Small Growers, or “récoltant-manipulants,” may purchase only 5% of their fruit. The same people who grow the grapes ferment and blend the wine. This allows the grower/winemaker more interaction with the ingredients and more control over the final product -- terroir in the truest sense.
This week we did a blind taste test featuring one "large-scale" producer and one bottle of grower champagne. The former, Paul Goerg "blanc-de-blancs" (all Chardonnay), offered the typical characteristics of champagne: ripe pears and green apples, slightly bready and yeasty aromas, and a moderately sweet finish.
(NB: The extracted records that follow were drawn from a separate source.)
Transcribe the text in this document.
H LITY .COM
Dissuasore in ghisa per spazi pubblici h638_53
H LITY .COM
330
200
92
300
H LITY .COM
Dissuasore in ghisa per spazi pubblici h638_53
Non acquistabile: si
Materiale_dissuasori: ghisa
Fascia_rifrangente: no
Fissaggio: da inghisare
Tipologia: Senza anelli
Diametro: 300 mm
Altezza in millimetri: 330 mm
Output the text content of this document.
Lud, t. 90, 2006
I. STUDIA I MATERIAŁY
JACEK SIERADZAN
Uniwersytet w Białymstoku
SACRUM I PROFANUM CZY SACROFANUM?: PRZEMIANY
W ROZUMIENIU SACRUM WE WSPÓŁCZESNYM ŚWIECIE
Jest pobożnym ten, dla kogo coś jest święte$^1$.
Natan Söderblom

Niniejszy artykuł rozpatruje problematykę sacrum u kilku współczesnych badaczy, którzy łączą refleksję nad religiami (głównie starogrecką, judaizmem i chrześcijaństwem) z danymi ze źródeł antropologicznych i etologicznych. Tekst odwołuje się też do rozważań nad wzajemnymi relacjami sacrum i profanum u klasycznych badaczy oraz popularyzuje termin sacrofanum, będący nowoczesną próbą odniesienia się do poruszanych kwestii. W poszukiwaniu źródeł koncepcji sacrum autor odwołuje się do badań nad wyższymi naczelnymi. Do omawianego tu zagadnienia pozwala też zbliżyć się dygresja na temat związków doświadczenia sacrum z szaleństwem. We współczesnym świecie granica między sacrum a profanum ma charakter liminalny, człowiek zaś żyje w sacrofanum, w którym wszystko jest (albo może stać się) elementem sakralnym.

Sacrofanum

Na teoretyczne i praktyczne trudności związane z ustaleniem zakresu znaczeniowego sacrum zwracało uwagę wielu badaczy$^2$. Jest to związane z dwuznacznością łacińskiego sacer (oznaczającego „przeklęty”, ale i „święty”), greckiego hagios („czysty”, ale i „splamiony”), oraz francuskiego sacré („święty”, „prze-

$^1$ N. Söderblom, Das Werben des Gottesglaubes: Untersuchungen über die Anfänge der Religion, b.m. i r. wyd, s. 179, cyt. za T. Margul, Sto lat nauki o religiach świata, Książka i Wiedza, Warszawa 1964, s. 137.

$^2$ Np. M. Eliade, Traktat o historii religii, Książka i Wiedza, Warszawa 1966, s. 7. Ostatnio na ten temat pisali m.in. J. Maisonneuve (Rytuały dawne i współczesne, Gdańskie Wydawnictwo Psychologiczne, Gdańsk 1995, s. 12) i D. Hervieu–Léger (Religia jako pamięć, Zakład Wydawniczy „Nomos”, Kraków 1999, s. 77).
The grower champagne featured a completely different and unique profile. My primary impression was the aroma of raw eggs and bread crumbs right before you bread some lucky food destined for frying. The fruit profile included nectarines and other stone fruits, with a very faint herbal quality on the finish. It was significantly more effervescent, with a complexity and depth unrivaled by the more traditional champagne. I'm honestly not entirely sure whether I liked it, but it was definitely a compelling experience -- I wanted more!
So how can you support grower champagne? As you're examining that bottle of champagne you'll be keeping in your refrigerator now, you may notice the letters NM, RM, or CM. NM denotes négociant-manipulants, the large companies that buy, blend and produce very large quantities of wine. RM are récoltant-manipulants, growers who make and sell their own wine, and CM are co-opératives-manipulants (the co-ops).
EDIT: The ad sent by Marc Hebrart, who makes the champagne we now carry, started, "Drink grower champagne if you've forgotten champagne is wine." I think that's quite apt. Way to go, Mr. Hebrart.